Alabama is moving ahead with a new version of Medicaid. But it’s hit some big financial bumps, and the plan has been delayed a year.
The question was how to overcome a big budget shortfall. The answer, state lawmakers agreed, was to take money from the settlement fund that BP agreed to pay the state after the 2010 Deepwater Horizon oil spill.
In Alabama, just over one in four residents — 1.2 million people — are on Medicaid. But the state’s insurance program for the poor isn’t in the clear.
At Children's of Alabama, there are children with broken arms, birth defects, hearing impairments. It's the only hospital in the state dedicated to children, so it stays busy. Medicaid is its lifeblood. More than half of Alabama’s Medicaid recipients are children.
Alabama is one of 19 states that opted not to expand Medicaid under the Affordable Care Act. Instead it had big plans to overhaul the program. But it ran out of money, and the plan stalled. That worried Mike Warren, the CEO of Children’s. "About half of our revenue comes from Medicaid," he said.
Alabama plans to launch Regional Care Organizations. They’re a network of doctors, hospitals, dentists, equipment makers. And they form a managed care system. The idea is to streamline care at a lower cost. But getting that system off the ground is expensive; the state faces millions in administrative costs alone. Plus, federal money that Alabama counted on is no longer available. Total Medicaid budget shortfall this year: $85 million.
"That was addressed using part of the BP settlement monies," Warren said, "this year’s Band-Aid short-term approach to funding shortfalls in Alabama."
Alabama Governor Robert Bentley said that's exactly right: it is a Band-Aid. "But it’s better to have a Band-Aid than to hemorrhage to death right now," he said.
The BP money — part of a $1 billion state settlement — saved Medicaid this year and next. But there’s no long-term funding. And a few of these Regional Care Organizations, the doctors and hospitals in this network of Medicaid managed care, see the writing on the wall, and they’re dropping out.
Sara Rosenbaum, a health law and policy professor at George Washington University, said this is not surprising. "The provider becomes exquisitely sensitive to changes that essentially undercut the very conditions you’re trying to create," she said.
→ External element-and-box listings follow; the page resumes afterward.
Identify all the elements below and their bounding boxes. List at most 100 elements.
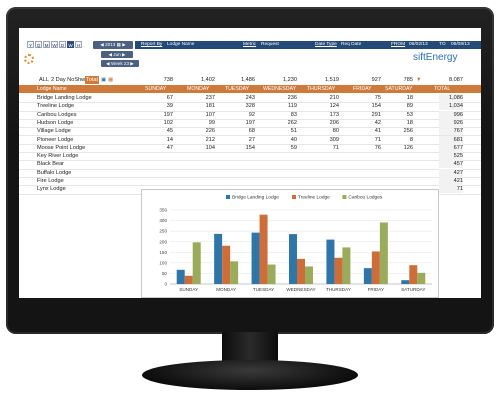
day-value-cell: 80 [332, 128, 339, 135]
lodge-name-cell[interactable]: Buffalo Lodge [37, 169, 72, 176]
bar [305, 266, 313, 284]
week-value: Week 23 [110, 61, 130, 66]
filter-tab-total[interactable]: Total [85, 76, 99, 84]
legend-label: Caribou Lodges [348, 195, 382, 201]
lodge-name-cell[interactable]: Black Bear [37, 161, 65, 168]
year-navigator[interactable]: ◀ 2013 ▦ ▶ [93, 41, 133, 49]
summary-thursday: 1,519 [325, 77, 339, 83]
table-row[interactable]: Moose Point Lodge 47 104 154 59 71 76 126 677 [19, 143, 481, 154]
summary-saturday: 785 [403, 77, 413, 83]
next-week-icon[interactable]: ▶ [130, 61, 134, 66]
filter-tab-all[interactable]: ALL [39, 77, 49, 83]
prev-month-icon[interactable]: ◀ [108, 52, 112, 57]
table-row[interactable]: Village Lodge 45 226 68 51 80 41 256 767 [19, 127, 481, 137]
date-type-label[interactable]: Date Type [315, 42, 337, 47]
filter-tab-noshow[interactable]: 2 Day NoShw [51, 77, 86, 83]
to-date[interactable]: 06/08/13 [451, 42, 470, 47]
day-value-cell: 126 [403, 144, 413, 151]
from-label[interactable]: FROM [391, 42, 406, 47]
table-row[interactable]: Key River Lodge 525 [19, 152, 481, 162]
total-cell: 421 [439, 177, 463, 185]
next-month-icon[interactable]: ▶ [121, 52, 126, 57]
table-row[interactable]: Fire Lodge 421 [19, 177, 481, 187]
summary-row: ALL 2 Day NoShw Total ▣ ▦ 738 1,402 1,48… [19, 76, 481, 84]
column-header-lodge[interactable]: Lodge Name [37, 86, 67, 92]
period-quarter-button[interactable]: Q [35, 41, 42, 48]
table-row[interactable]: Buffalo Lodge 427 [19, 168, 481, 178]
y-tick-label: 0 [164, 282, 167, 287]
day-value-cell: 68 [248, 128, 255, 135]
bar-chart-icon[interactable]: ▣ [101, 77, 107, 83]
day-value-cell: 71 [374, 136, 381, 143]
column-header-wednesday[interactable]: WEDNESDAY [263, 86, 297, 92]
day-value-cell: 18 [406, 95, 413, 101]
month-navigator[interactable]: ◀ Jun ▶ [101, 51, 133, 58]
lodge-name-cell[interactable]: Caribou Lodges [37, 111, 77, 118]
prev-week-icon[interactable]: ◀ [106, 61, 110, 66]
metric-value[interactable]: Request [261, 42, 279, 47]
column-header-sunday[interactable]: SUNDAY [145, 86, 167, 92]
metric-label[interactable]: Metric [243, 42, 257, 47]
column-header-total[interactable]: TOTAL [434, 86, 451, 92]
total-cell: 677 [439, 143, 463, 152]
lodge-name-cell[interactable]: Moose Point Lodge [37, 144, 86, 151]
day-value-cell [355, 160, 381, 168]
export-icon[interactable]: ▦ [108, 77, 114, 83]
lodge-name-cell[interactable]: Village Lodge [37, 128, 71, 135]
day-value-cell: 53 [406, 111, 413, 118]
table-row[interactable]: Hudson Lodge 102 99 197 262 206 42 18 926 [19, 118, 481, 129]
report-by-value[interactable]: Lodge Name [167, 42, 195, 47]
lodge-name-cell[interactable]: Lynx Lodge [37, 186, 66, 193]
sort-down-icon[interactable]: ▼ [416, 77, 422, 83]
table-row[interactable]: Black Bear 457 [19, 160, 481, 170]
lodge-name-cell[interactable]: Treeline Lodge [37, 103, 75, 110]
period-month-button[interactable]: M [43, 41, 50, 48]
day-value-cell: 154 [245, 144, 255, 151]
x-tick-label: FRIDAY [368, 287, 385, 292]
day-value-cell: 181 [205, 103, 215, 110]
day-value-cell: 226 [205, 128, 215, 135]
total-cell: 1,034 [439, 102, 463, 111]
lodge-name-cell[interactable]: Key River Lodge [37, 153, 79, 160]
day-value-cell [389, 152, 413, 160]
legend-label: Bridge Landing Lodge [232, 195, 279, 201]
report-by-label[interactable]: Report By [141, 42, 163, 47]
period-hour-button[interactable]: H [75, 41, 82, 48]
total-cell: 457 [439, 160, 463, 169]
day-value-cell [149, 177, 173, 185]
table-row[interactable]: Bridge Landing Lodge 67 237 243 236 210 75 18 1,… [19, 94, 481, 104]
table-row[interactable]: Pioneer Lodge 14 212 27 40 309 71 8 681 [19, 135, 481, 145]
column-header-tuesday[interactable]: TUESDAY [225, 86, 250, 92]
legend-swatch [226, 195, 230, 199]
date-type-value[interactable]: Req Date [341, 42, 362, 47]
period-day-button[interactable]: D [59, 41, 66, 48]
bar [289, 234, 297, 284]
prev-year-icon[interactable]: ◀ [100, 42, 104, 47]
year-value: 2013 [105, 42, 116, 47]
lodge-name-cell[interactable]: Hudson Lodge [37, 119, 74, 126]
table-row[interactable]: Caribou Lodges 197 107 92 83 173 291 53 996 [19, 110, 481, 120]
column-header-friday[interactable]: FRIDAY [353, 86, 372, 92]
period-week-button[interactable]: W [51, 41, 58, 48]
from-date[interactable]: 06/02/13 [409, 42, 428, 47]
lodge-name-cell[interactable]: Bridge Landing Lodge [37, 95, 92, 101]
bar [363, 268, 372, 284]
next-year-icon[interactable]: ▶ [122, 42, 126, 47]
bar [371, 251, 380, 284]
day-value-cell [389, 177, 413, 185]
column-header-monday[interactable]: MONDAY [187, 86, 210, 92]
day-value-cell [355, 169, 381, 177]
period-week-selected-button[interactable]: W [67, 41, 74, 48]
table-row[interactable]: Treeline Lodge 39 181 328 119 124 154 89 1,034 [19, 102, 481, 112]
period-year-button[interactable]: Y [27, 41, 34, 48]
calendar-icon[interactable]: ▦ [116, 42, 121, 47]
bar [334, 257, 343, 284]
column-header-thursday[interactable]: THURSDAY [307, 86, 336, 92]
bar [251, 232, 260, 284]
day-value-cell: 59 [290, 144, 297, 151]
week-navigator[interactable]: ◀ Week 23 ▶ [101, 60, 139, 67]
lodge-name-cell[interactable]: Pioneer Lodge [37, 136, 74, 143]
lodge-name-cell[interactable]: Fire Lodge [37, 178, 64, 184]
day-value-cell: 173 [329, 111, 339, 118]
column-header-saturday[interactable]: SATURDAY [385, 86, 413, 92]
These hospitals and doctors are worried that once the BP money runs out, they’ll be stuck with higher costs in the long-term.
In addition to the $85 million the state is using now, it’ll take another $70 million of the BP money in 2017. Rosenbaum said this is about the time the state might want to consider expanding Medicaid. It means more low-income adults will have insurance. And it also works "to generate tremendous new revenues for health care providers that previously either had to give charity care or provided uncompensated care for people who could not pay the bills," she said.
But Governor Bentley says Medicaid expansion will cost the state, citing the 10 percent states have to match after three years of full federal funding. "We don’t have the money to adequately fund the program for the million people that we have right now," Bentley said.